Indian firms diligently report hiring quarter-to-quarter. It's a key metric and a source of pride. Among those providing detailed data is India IT services firm Tata Consultancy Services. It employs about quarter of a million people, with about 90% of their workforce counted as Indian.
In the U.S. it's different story. The big IT firms, Hewlett-Packard, Dell, Oracle and most others, with the exception of Microsoft, only provide global headcounts, and not country breakouts.
When HP, for instance, announced global layoffs earlier this year, it did not detail how many U.S. workers were getting cut.
For years, IBM was an exception to this industry practice. It reported its U.S. employment until 2010, when it released its annual report without a U.S. headcount breakout.
The last time that IBM made a public statement about its U.S. workforce was in congressional testimony in the fall of 2009, when it put its U.S. workforce at 105,000. It was at 121,000 at the end of 2007, and more in previous years.
At the time that IBM stopped reporting its U.S. headcount, it was beginning to appear that India was on trajectory to surpass its U.S. workforce. Crossing such a threshold is a symbolic shift more than anything else -- a globalization footnote. With a global workforce of 430,000, less than a fourth of IBM's employees are in the U.S.
According to an internal document obtained by Computerworld, IBM has 112,000 workers in India, up from 6,000 in 2002. IBM won't comment on this document or authenticate it, so this information has an asterisk next to it.
But there's also little that is surprising about this data. It has been widely expected over the past year or two that IBM's India workforce was on track to exceed its U.S. workforce, if it hadn't exceeded it already.
In early 2010, for instance, The Times of India reported, without naming sources, that IBM had more than 100,000 workers in India.
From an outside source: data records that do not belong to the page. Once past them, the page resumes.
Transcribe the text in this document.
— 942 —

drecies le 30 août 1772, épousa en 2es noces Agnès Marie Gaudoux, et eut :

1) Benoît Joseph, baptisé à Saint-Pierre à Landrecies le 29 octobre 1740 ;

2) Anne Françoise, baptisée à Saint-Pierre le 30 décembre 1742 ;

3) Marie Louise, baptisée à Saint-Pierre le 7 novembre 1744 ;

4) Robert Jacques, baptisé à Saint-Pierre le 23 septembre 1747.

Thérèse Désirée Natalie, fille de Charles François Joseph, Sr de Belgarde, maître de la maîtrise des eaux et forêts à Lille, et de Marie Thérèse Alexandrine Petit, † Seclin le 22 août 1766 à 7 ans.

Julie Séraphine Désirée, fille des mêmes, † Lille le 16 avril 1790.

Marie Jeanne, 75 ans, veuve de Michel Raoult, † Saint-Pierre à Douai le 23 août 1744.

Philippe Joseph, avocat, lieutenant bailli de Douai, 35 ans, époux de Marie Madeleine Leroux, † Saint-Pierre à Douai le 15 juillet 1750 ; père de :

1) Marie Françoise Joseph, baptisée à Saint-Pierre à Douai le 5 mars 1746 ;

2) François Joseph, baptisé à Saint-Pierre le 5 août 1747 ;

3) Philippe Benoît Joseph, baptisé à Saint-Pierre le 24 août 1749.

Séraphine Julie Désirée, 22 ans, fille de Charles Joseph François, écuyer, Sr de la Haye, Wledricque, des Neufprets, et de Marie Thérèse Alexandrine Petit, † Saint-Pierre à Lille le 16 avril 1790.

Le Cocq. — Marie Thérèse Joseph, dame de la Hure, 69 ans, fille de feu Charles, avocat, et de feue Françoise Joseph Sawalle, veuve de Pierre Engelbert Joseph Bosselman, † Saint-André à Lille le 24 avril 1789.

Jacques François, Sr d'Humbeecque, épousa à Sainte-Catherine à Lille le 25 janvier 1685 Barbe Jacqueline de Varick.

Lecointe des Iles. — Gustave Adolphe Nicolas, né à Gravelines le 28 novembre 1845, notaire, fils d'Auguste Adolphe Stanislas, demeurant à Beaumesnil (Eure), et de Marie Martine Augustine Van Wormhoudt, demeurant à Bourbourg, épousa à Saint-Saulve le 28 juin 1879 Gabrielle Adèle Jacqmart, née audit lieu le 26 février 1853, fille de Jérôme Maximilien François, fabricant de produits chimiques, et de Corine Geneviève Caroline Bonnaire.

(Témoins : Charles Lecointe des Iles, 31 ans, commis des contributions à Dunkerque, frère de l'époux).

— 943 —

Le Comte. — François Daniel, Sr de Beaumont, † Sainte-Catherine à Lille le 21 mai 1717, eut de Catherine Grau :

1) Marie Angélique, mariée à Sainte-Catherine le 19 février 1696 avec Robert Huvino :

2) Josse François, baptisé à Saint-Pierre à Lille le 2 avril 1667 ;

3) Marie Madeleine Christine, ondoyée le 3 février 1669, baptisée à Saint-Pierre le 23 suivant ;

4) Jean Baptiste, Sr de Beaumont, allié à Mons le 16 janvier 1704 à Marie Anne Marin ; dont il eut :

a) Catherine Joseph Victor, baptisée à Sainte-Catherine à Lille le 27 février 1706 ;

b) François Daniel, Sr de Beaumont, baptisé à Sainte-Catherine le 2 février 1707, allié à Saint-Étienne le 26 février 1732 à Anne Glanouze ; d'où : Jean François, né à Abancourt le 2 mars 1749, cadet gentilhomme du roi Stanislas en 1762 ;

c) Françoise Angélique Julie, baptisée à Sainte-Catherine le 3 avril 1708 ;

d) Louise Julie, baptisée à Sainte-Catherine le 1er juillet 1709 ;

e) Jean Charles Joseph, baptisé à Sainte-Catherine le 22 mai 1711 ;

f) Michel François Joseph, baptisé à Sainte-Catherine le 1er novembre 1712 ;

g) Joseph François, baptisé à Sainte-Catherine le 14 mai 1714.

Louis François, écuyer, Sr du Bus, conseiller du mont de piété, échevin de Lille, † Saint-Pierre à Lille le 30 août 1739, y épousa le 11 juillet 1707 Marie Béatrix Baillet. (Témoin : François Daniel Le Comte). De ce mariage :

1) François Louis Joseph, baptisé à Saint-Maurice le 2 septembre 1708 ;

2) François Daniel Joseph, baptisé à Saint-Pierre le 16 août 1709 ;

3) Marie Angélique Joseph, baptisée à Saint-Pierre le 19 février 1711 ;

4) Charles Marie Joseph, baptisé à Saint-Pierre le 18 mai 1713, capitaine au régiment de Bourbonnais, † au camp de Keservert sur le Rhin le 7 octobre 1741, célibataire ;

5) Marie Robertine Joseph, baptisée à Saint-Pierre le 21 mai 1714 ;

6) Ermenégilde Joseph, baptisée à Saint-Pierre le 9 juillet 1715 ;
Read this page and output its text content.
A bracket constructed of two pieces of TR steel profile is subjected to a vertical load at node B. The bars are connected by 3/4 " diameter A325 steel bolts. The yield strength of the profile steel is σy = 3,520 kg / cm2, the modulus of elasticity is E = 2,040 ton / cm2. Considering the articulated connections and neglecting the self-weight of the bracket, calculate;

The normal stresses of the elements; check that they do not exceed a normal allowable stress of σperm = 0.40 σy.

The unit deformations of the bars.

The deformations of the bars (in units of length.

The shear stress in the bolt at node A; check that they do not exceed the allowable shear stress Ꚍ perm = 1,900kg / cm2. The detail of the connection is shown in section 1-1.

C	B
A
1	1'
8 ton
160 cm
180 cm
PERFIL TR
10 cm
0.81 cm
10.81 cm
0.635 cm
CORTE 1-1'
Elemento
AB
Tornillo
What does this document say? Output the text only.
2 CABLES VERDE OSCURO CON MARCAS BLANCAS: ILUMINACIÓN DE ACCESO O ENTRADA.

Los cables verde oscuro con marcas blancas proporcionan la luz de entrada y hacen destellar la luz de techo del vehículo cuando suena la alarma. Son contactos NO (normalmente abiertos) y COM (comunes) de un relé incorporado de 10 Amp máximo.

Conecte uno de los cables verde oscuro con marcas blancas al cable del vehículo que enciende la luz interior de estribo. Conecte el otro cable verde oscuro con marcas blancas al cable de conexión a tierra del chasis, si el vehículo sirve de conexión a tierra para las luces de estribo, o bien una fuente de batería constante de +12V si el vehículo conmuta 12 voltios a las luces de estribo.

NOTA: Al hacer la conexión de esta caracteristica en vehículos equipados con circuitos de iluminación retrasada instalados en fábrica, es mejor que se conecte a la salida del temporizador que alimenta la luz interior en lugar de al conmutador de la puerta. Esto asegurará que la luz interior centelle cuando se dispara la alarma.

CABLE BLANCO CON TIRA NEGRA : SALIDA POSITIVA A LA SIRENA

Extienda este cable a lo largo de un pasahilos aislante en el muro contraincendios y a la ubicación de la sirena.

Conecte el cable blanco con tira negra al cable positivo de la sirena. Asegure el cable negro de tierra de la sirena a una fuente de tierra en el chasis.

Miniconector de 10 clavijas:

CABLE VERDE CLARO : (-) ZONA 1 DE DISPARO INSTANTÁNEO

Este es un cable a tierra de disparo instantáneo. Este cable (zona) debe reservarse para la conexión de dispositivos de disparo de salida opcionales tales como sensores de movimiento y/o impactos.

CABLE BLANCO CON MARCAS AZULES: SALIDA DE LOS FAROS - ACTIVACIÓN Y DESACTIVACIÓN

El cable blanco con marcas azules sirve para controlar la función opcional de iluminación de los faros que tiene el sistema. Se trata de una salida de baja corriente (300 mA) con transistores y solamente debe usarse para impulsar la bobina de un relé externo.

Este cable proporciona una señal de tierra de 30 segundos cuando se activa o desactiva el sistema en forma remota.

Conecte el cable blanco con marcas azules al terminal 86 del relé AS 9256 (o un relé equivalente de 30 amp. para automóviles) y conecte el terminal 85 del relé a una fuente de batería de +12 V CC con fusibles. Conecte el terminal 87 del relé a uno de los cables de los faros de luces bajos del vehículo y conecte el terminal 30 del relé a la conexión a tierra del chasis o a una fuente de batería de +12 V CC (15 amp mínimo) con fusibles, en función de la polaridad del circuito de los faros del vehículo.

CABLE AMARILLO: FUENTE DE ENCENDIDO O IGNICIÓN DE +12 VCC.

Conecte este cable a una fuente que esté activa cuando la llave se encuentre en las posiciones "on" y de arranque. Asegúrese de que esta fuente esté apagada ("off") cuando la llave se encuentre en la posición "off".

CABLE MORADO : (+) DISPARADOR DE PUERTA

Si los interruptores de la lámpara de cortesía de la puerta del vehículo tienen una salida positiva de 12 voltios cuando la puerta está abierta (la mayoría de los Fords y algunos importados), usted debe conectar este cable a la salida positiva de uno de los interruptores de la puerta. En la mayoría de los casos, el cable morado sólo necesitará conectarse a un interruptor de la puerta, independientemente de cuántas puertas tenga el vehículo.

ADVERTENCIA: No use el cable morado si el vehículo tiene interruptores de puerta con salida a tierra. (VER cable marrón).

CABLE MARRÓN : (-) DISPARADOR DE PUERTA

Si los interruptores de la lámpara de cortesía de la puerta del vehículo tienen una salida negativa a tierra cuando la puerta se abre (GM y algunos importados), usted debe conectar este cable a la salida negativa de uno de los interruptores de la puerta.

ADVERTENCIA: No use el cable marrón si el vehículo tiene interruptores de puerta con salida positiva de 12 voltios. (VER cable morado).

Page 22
The only source today of IBM U.S. employment data is from the Alliance@IBM/CWA Local 1701, which puts the U.S. headcount today at about 92,000.
The average pay for all IBM workers in India was at $17,000, according to the document. That may seem shockingly low to U.S. IT workers, but it is in alignment with IT wages in India.
The Everest Group said the annual wages generally in India for a software engineer range from $8,000 to $10,000; for a senior software engineer, $12,000 to $15,000, and between $18,000 and $20,000 for a team lead. A project manager may make as much as $31,000.